Страница 179 из 195
Верность убеждениям предполагала постоянное обновление, перестройку своего духовного арсенала. Поэтому-то Лаврецкий, испытывавший глубокий душевный кризис и затем обретший новую веру, новые надежды, повторяет эти стихи своего друга.
Идейное и духовное совершенствование личности Белинский трактовал как норму бытия, причем это совершенствование рисовалось ему не как постепенная, незаметная эволюция, а как цепь бурных, потрясающих весь дух человека самоотречений, кризисов, «самосожжений». Белинскому принадлежит афоризм: «не меняется один только подлец». «Меняться», подвергать себя суровому внутреннему суду и свято исполнять приговоры этого внутреннего суда, всенародно отрекаясь от заблуждений и казня себя за них, он считал нравственным долгом каждой личности, в особенности же писателя.
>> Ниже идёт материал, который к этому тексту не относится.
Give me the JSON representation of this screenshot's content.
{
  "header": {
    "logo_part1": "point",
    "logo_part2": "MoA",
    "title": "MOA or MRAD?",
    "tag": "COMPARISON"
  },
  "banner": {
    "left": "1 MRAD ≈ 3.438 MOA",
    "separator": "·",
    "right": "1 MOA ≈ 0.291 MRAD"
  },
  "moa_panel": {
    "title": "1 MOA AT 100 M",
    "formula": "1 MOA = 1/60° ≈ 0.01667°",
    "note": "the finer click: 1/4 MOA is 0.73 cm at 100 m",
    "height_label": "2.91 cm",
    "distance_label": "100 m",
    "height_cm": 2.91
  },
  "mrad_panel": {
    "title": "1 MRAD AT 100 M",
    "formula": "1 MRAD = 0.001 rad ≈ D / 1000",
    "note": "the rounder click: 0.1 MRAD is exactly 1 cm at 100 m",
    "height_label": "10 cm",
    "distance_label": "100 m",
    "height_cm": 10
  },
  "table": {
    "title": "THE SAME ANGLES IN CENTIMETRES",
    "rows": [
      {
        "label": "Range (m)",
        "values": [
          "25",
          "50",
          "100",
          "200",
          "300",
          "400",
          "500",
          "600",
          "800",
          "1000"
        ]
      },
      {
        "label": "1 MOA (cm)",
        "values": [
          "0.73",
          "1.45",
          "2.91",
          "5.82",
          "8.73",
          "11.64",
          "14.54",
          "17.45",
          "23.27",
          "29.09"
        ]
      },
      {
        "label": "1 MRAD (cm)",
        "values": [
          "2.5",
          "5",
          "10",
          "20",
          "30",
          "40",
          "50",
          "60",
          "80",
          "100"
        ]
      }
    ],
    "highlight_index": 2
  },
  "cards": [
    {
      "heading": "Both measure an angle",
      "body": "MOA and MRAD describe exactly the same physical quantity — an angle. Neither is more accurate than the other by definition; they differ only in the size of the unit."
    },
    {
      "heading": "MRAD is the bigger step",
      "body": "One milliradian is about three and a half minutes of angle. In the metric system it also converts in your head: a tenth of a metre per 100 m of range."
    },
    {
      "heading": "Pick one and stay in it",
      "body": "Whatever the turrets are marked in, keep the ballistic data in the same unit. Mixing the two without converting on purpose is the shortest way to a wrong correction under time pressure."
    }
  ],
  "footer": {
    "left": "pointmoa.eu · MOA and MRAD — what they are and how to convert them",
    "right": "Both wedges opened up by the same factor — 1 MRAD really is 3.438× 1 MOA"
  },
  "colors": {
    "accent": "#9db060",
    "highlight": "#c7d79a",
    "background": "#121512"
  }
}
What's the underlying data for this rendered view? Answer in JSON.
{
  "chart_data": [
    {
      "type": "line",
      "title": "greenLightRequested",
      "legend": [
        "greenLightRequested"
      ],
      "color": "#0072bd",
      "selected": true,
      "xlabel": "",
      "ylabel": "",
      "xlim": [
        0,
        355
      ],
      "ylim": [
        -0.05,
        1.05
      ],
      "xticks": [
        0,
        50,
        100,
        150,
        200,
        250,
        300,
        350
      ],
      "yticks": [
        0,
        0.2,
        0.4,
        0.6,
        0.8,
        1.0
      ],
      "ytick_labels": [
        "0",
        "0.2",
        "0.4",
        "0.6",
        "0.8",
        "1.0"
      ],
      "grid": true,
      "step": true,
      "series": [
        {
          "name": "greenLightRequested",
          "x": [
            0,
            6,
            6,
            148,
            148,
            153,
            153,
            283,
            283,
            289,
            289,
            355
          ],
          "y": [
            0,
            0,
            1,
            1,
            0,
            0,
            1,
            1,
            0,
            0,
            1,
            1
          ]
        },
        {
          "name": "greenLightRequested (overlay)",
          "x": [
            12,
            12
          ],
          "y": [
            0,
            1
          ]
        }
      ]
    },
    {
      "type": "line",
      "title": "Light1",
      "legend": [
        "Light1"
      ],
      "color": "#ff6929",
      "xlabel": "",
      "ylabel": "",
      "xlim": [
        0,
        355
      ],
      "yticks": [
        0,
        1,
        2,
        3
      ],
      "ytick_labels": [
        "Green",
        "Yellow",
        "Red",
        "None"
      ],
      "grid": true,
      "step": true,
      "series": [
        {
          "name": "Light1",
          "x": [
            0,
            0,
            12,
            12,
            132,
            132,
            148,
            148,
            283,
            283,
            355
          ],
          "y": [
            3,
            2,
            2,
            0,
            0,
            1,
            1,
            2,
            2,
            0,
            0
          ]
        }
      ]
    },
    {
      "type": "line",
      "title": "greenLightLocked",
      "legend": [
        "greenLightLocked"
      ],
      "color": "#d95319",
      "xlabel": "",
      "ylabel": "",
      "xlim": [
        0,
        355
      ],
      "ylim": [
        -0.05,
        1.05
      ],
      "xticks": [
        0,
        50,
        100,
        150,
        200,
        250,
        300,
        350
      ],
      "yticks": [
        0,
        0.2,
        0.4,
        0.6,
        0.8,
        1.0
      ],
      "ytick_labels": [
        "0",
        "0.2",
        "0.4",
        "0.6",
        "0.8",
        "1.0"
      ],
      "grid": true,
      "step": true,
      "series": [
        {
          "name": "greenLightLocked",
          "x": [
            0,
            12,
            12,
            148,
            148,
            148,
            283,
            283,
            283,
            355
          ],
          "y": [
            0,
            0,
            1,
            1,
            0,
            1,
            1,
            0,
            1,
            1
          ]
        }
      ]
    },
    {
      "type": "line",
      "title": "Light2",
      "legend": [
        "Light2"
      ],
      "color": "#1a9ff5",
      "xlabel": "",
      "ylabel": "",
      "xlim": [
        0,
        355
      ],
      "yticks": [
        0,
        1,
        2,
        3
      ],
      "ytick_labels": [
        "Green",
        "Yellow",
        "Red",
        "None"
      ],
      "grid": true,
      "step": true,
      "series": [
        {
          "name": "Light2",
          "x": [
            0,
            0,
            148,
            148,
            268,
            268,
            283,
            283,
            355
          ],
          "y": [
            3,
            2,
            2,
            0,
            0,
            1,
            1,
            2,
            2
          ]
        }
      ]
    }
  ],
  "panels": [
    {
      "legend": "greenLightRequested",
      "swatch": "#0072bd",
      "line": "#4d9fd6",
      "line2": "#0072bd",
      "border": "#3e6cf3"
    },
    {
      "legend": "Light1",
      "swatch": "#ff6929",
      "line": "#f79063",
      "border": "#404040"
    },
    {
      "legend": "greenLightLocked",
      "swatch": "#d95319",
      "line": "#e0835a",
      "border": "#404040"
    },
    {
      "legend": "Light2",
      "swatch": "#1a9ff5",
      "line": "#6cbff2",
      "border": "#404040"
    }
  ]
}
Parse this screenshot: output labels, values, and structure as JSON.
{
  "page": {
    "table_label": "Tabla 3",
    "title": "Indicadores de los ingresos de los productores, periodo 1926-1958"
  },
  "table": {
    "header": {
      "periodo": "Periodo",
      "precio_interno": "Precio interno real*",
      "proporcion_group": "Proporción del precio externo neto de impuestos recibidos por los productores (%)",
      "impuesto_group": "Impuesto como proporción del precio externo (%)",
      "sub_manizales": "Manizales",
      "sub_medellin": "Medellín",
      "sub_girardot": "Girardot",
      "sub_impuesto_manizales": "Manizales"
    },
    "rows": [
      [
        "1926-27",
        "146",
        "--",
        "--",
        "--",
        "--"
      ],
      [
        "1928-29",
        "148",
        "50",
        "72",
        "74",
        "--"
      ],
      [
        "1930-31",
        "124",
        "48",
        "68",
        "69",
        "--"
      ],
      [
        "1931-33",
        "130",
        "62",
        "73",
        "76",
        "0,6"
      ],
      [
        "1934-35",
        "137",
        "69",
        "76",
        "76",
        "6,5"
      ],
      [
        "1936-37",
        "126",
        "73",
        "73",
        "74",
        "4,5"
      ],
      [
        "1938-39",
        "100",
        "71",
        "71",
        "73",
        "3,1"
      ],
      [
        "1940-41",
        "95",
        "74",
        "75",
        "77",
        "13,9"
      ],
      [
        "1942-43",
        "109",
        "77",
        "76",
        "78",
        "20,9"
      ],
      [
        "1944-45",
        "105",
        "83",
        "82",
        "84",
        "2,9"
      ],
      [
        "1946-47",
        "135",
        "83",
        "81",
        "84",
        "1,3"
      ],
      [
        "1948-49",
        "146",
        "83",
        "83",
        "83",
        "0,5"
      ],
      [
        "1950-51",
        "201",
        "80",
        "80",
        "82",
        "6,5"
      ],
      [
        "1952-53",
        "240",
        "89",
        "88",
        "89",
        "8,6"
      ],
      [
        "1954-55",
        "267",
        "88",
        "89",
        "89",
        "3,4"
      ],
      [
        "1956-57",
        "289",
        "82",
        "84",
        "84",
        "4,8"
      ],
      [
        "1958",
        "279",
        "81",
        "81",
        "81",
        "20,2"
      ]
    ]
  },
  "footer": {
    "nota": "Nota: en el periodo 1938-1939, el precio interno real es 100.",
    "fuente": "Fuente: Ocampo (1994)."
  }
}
Поэтому он более чем кто-либо другой понял глубину и самоотверженность стремления Гоголя к идеалу, почувствовал остроту его внутренней эволюции и истолковал позицию Гоголя периода «Выбранных мест из переписки с друзьями» как акт «самосожжения». Характерно, что это самоотречение Гоголя, столь обостренно воспринятое и истолкованное Белинским, не только не было им одобрено, а явилось для него подлинной катастрофой, повлекшей за собой ответное «самосожжение» – отречение от Гоголя, которого он на протяжении лучших лет своей деятельности считал «главой поэтов», на опыт которого ориентировал молодую литературу.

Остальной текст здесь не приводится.